There was no diplomacy in his words, he expressed what he thought live.

If the food was to his liking, the cook received all the praise, but oh, if something went wrong, he complained and did it seriously, ”Santiago recalls by phone from Mexico City.

One day, his nephew asked him for advice on making a route through Spain with his wife, and that three-week trip turned Enrique into a tour guide who mixed monuments with family stories: “Your great-grandfather lived here, he said, or he spoke to us. of politics and what happened.

He told wonderful anecdotes, very funny stories, ”he recalls.

As they said, FAO was his life support, “but his passion was writing.

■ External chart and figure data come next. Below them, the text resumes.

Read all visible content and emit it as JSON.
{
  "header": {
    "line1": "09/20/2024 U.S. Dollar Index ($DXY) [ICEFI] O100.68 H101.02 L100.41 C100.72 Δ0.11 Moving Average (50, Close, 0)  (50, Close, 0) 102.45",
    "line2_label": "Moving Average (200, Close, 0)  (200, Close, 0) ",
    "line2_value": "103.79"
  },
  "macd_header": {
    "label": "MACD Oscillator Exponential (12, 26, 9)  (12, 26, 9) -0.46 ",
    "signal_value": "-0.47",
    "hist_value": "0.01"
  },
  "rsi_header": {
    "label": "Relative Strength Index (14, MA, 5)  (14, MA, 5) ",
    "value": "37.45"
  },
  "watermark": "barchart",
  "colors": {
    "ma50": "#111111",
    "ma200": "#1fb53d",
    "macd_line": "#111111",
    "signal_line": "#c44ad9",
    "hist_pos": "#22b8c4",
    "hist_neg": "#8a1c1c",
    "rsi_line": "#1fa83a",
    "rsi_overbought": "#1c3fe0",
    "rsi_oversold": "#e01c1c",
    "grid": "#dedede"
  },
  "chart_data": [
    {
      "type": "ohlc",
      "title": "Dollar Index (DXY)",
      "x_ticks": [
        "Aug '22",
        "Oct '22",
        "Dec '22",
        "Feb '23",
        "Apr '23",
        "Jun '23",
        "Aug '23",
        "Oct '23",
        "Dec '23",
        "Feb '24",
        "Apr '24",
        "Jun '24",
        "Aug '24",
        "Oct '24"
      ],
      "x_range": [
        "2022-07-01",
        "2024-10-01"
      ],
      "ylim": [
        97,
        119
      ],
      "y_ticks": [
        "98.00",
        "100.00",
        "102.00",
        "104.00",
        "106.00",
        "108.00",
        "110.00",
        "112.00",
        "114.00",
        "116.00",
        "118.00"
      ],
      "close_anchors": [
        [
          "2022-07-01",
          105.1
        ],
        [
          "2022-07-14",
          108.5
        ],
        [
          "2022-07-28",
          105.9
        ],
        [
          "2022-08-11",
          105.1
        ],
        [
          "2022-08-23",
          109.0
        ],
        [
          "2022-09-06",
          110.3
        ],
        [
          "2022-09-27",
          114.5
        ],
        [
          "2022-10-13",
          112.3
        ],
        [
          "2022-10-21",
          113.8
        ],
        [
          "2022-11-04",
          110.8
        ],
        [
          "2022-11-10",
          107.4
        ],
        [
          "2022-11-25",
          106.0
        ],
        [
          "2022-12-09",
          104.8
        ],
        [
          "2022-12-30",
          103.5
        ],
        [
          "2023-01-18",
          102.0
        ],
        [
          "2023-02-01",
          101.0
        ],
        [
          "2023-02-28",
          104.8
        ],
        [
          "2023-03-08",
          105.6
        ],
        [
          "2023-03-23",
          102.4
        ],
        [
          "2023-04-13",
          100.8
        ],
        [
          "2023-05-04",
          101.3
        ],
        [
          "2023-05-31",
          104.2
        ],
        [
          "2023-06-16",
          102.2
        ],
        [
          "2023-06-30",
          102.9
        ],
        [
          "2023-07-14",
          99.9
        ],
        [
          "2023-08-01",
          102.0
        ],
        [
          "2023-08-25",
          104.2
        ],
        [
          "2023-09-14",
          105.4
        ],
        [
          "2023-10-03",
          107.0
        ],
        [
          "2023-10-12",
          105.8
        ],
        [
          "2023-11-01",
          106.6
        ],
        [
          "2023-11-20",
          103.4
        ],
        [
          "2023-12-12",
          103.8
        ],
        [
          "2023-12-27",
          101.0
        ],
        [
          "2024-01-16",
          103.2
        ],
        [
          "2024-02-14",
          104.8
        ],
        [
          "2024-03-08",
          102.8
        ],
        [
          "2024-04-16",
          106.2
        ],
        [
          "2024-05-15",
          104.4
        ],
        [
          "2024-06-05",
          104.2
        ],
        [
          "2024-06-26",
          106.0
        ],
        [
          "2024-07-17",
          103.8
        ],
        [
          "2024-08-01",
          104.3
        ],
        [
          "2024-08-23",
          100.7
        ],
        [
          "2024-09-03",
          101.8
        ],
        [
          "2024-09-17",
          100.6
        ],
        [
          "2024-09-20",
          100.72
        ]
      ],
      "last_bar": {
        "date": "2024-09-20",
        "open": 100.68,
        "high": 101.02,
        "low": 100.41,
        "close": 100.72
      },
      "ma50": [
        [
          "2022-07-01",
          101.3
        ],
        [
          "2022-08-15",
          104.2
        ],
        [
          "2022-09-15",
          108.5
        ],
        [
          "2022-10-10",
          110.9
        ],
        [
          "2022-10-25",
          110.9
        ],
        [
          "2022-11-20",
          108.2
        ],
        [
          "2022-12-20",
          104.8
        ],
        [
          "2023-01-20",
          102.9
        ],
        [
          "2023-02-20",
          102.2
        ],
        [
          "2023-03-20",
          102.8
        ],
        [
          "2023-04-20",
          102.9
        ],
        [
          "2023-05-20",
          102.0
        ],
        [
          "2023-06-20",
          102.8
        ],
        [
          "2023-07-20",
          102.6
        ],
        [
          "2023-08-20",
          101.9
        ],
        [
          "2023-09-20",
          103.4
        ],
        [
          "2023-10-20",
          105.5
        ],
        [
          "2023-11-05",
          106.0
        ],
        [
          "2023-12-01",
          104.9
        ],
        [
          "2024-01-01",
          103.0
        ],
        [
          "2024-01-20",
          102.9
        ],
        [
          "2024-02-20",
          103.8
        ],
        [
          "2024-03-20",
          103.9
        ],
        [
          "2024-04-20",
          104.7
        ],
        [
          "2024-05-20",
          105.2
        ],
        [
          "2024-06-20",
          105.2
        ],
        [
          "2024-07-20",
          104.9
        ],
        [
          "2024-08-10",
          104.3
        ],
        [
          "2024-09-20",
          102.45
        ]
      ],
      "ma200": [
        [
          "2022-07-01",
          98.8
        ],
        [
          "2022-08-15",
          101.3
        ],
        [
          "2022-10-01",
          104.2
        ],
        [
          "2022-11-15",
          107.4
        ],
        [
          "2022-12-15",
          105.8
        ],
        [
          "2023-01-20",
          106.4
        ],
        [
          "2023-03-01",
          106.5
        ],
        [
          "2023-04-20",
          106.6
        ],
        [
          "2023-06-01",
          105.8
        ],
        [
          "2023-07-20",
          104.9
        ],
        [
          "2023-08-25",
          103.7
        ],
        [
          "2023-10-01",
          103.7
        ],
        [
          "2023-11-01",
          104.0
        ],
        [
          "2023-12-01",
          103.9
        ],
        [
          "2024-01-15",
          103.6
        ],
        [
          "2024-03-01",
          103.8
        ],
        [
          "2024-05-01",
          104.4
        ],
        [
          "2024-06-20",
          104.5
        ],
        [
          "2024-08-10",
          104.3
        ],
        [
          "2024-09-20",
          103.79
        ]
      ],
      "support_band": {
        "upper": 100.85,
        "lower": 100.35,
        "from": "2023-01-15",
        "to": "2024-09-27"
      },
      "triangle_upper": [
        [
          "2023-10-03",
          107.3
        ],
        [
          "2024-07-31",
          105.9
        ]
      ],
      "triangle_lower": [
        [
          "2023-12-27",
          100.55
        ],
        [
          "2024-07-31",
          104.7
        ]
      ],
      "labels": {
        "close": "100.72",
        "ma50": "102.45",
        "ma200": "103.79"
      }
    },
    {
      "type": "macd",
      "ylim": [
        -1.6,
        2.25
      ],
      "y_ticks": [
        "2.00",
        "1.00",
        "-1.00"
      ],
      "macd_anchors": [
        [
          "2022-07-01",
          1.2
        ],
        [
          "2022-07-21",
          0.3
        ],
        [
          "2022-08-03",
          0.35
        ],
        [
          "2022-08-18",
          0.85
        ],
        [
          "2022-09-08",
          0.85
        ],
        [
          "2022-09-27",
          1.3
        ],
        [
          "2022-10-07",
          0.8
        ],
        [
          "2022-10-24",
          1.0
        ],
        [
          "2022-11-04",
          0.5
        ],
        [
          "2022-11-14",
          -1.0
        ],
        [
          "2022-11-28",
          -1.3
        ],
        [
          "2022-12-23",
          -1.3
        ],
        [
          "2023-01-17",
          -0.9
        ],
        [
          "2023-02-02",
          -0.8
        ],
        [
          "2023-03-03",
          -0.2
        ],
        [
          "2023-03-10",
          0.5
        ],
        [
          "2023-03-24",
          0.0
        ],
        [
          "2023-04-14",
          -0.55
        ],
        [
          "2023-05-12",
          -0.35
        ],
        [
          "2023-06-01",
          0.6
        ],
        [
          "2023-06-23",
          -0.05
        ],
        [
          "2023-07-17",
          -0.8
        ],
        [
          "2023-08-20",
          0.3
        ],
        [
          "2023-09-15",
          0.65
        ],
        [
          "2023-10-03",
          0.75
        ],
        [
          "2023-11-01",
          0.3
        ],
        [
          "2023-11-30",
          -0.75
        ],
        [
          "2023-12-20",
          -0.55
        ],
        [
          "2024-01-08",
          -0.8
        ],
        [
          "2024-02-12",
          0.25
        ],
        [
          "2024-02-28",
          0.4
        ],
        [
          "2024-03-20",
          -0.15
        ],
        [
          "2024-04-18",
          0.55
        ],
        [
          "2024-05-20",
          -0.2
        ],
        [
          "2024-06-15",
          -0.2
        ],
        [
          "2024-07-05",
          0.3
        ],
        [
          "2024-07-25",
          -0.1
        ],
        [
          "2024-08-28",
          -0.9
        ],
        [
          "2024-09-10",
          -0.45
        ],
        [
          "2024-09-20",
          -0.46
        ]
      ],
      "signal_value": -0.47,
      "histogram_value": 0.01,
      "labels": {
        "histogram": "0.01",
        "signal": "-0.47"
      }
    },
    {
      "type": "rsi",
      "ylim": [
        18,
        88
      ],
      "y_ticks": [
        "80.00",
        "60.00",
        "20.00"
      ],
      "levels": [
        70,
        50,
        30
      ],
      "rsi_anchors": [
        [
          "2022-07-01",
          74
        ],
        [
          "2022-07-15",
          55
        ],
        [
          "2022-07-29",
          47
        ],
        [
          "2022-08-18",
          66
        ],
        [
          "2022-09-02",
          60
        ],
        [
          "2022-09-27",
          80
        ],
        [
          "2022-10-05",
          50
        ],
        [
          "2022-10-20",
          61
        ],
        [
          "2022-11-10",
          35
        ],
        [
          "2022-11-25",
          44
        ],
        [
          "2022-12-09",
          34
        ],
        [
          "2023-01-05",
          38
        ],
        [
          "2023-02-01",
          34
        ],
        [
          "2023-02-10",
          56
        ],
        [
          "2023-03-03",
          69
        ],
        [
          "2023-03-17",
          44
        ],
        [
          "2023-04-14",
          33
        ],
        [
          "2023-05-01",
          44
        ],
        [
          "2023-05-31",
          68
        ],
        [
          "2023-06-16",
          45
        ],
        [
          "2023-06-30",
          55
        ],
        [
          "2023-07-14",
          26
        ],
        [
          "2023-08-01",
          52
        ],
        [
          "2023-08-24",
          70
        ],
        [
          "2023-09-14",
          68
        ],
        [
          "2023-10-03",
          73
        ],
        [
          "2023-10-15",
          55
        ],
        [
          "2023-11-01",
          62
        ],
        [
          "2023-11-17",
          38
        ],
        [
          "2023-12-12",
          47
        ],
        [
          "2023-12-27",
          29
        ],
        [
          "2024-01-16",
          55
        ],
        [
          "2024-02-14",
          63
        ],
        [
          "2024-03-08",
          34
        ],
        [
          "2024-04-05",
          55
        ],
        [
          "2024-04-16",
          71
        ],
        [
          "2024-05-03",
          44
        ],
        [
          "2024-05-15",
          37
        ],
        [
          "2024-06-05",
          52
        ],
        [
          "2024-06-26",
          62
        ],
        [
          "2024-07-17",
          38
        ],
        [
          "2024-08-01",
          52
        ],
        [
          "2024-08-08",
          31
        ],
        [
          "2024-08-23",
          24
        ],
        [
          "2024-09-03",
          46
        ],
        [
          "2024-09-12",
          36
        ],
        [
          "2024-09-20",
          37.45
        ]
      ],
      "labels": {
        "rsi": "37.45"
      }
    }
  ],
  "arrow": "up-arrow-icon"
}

All his life he dedicated himself to promoting the works of Azaña, those of his father, Cipriano Rivas, and his own.

He was a cultured man who had fun with culture, ”adds Santiago.

Among his published works, the childhood memory book When the War ends (Editorial Pre-texts) stands out and all his poetry is compiled under the title On the Threshold of Time (Ediciones Eon).

Enrique did not stop visiting his aunts Lola and Adelaida and his nephews, but he only returned to Mexico four years before he died to settle again in that apartment where yesterday's time was instantly lost in his head while remote memories sprang up: The 40 years waiting for Franco to die, an idea that was inoculated among the children and grandchildren of exile as an unpaid debt, without many of them knowing what that country was that hurt so much at home. One of his nephews spread the Republican flag on his coffin on Monday and the Spanish Athenaeum in Mexico echoed his death. The wake, as dictated by the norms of the pandemic, was only attended by half a dozen people.